Vanderleia conquistou também autoestima e liberdade. Algo que, para outras mulheres produtoras, talvez seja corriqueiro, como dirigir, para ela não era. Mesmo a família tendo um carro havia mais de 20 anos, ela não dirigia.
“A minha carteira, para mim, foi algo grandioso. Foi a minha liberdade. Eu podia ir e vir sem depender de ninguém. Meu esposo é muito bom, mas tinha coisas que ele não queria ir porque não fazia sentido para ele. Eu, sabendo dirigir, podia ir aos cursos e vivi o projeto intensamente”, conta.
Em 2025, participou pela primeira vez e ficou entre os 10 melhores no Concurso de Qualidade de Amêndoas de Cacau Capixaba. Este ano está mais uma vez entre as dez finalistas, com duas amostras. Ela também é suplente da diretoria na associação Mulheres do Cacau.
A história de Vanderleia é marcada por desafios, mas também pela capacidade de recomeçar. Para ela, o trabalho com o cacau foi importante não apenas para ampliar as oportunidades dentro da propriedade, mas também para recuperar a confiança em si mesma.
Ao olhar para trás, ela fala sobre o período de depressão como uma fase difícil, mas também como parte de uma trajetória de superação.
“Eu saí da depressão, me ergui novamente. A depressão é uma doença silenciosa que machuca a gente. Eu caí várias vezes, mas me levantei em cada uma delas. E toda vez que levantei, levantei mais forte, mais guerreira e pronta para lutar”, afirma.

Projeto Mulheres do Cacau
Coordenada pelo Instituto Capixaba de Pesquisa, Assistência Técnica e Extensão Rural (Incaper), a iniciativa busca promover o empreendedorismo e o empoderamento feminino na cadeia produtiva do cacau, por meio da capacitação técnica e da melhoria das condições de produção e comercialização.

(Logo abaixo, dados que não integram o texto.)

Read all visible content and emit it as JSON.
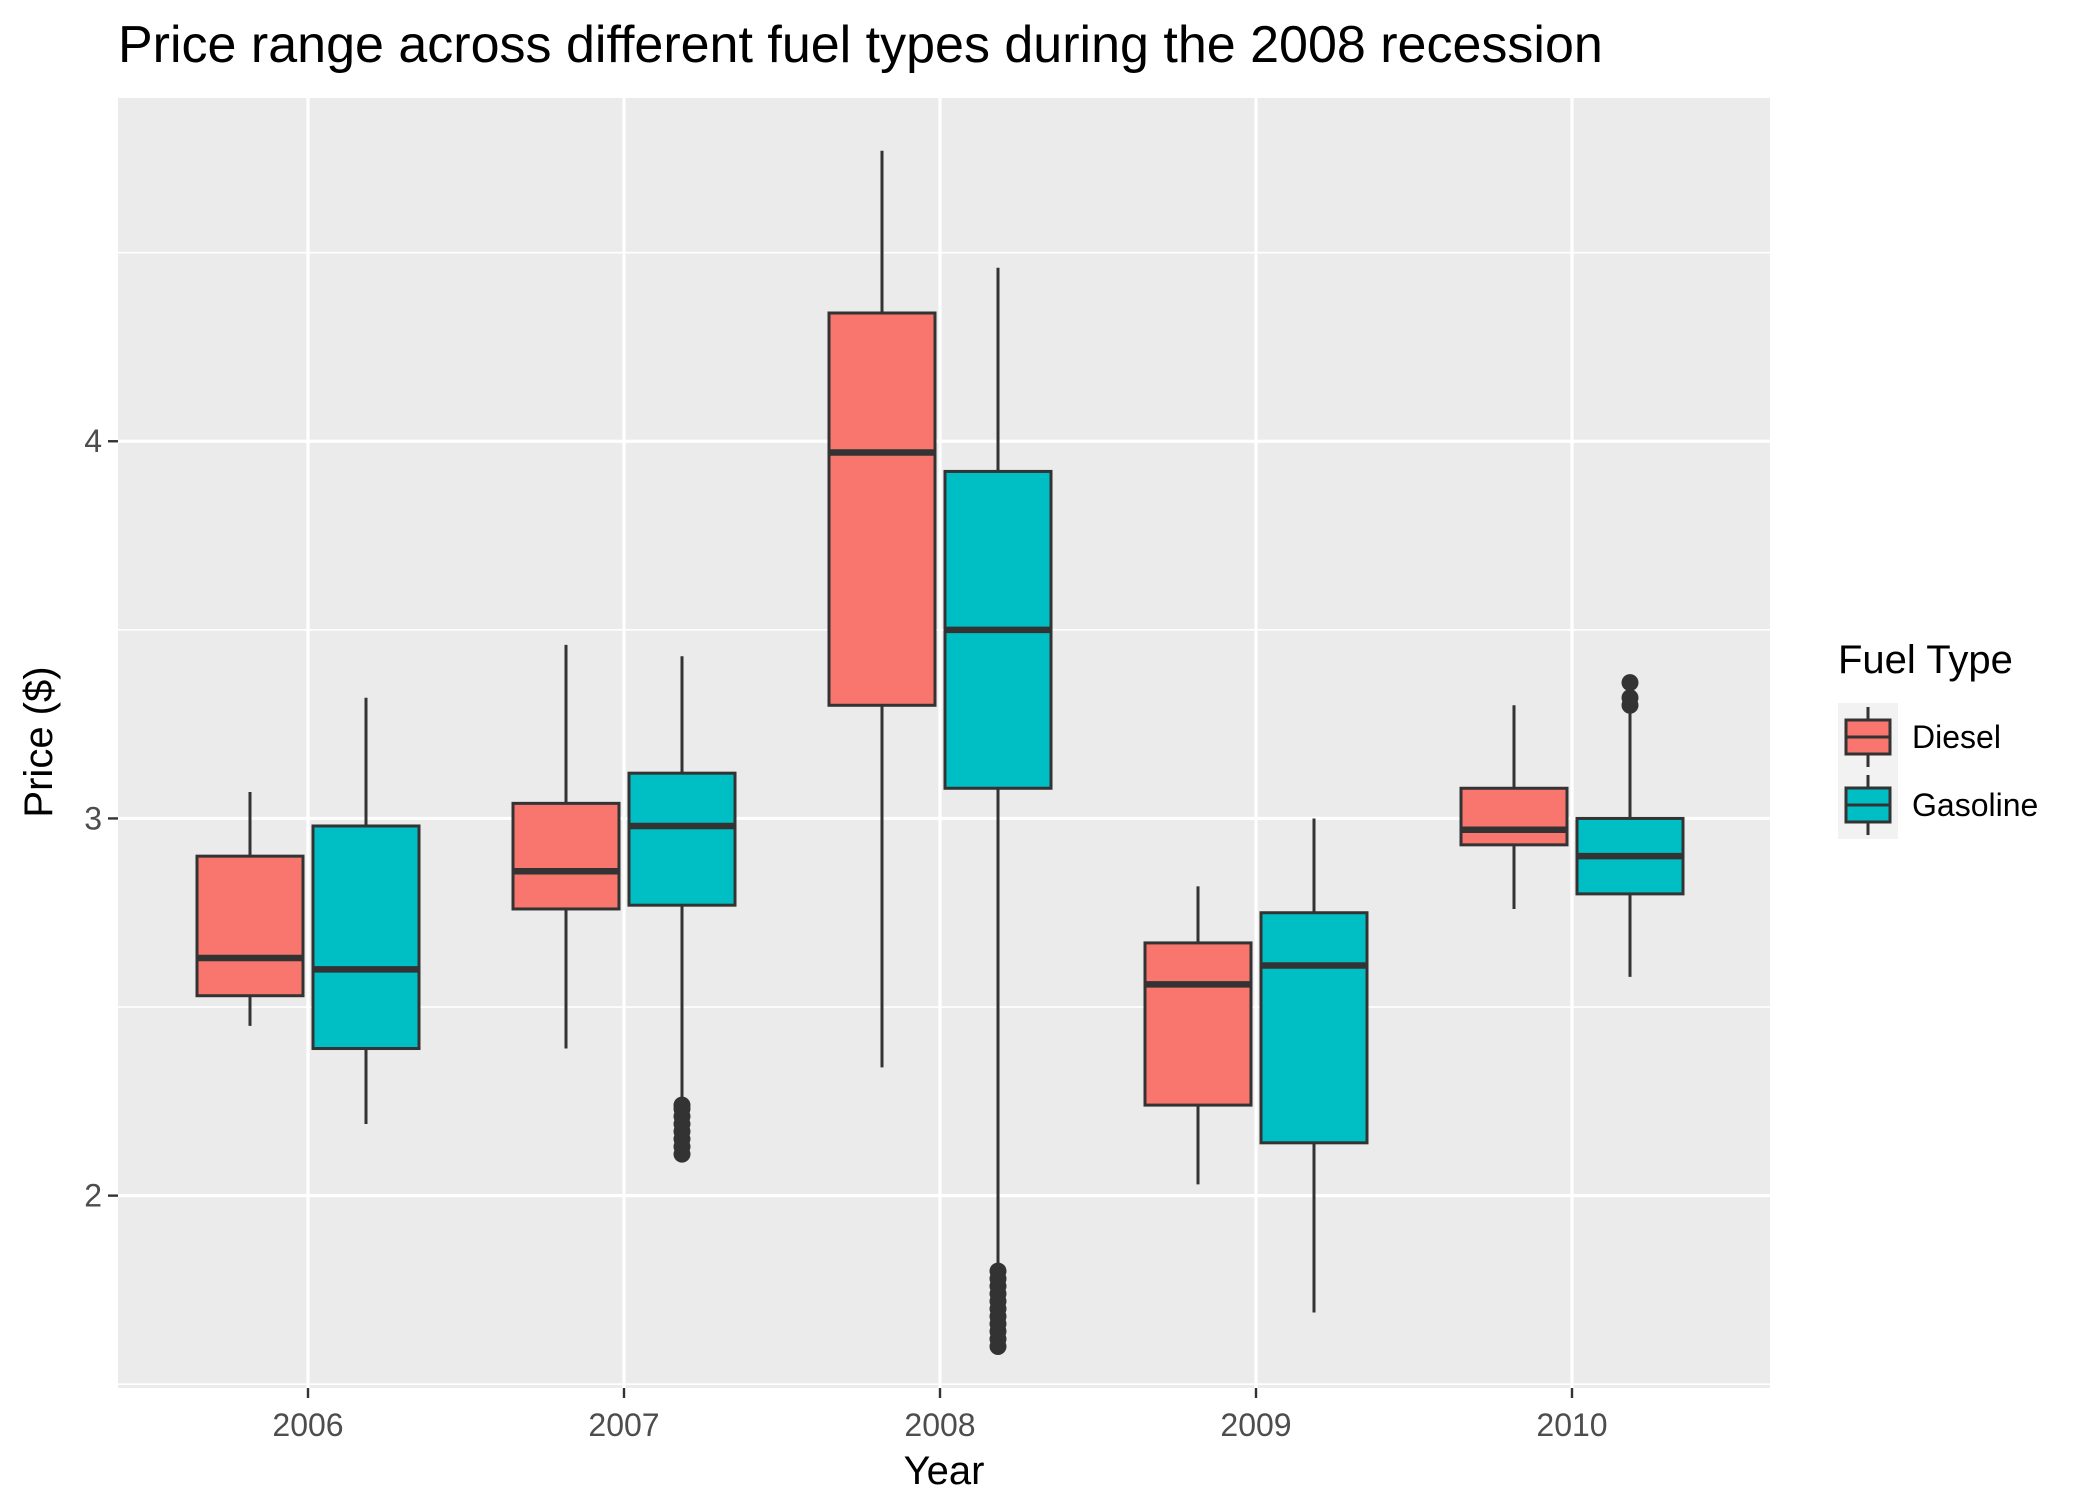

As mulheres também recebem o acompanhamento de economistas domésticas que orientam na rotulagem dos produtos e acesso aos mercados especiais.
Em 2023, após ter acesso às capacitações técnicas para produção de amêndoas de cacau de qualidade, as participantes do projeto “Mulheres do Cacau: tecnologia, autonomia e empoderamento feminino” deu um importante passo. Organizadas em associações, cada uma no seu município, elas criaram a Central das Associações das Mulheres do Cacau.
Hoje, o coletivo Mulheres do Cacau conta com mais de 60 associadas, distribuídas entre os municípios de Colatina, Linhares, Rio Bananal e Santa Teresa. Para participar é preciso trabalhar com cacau em regime de agricultura familiar.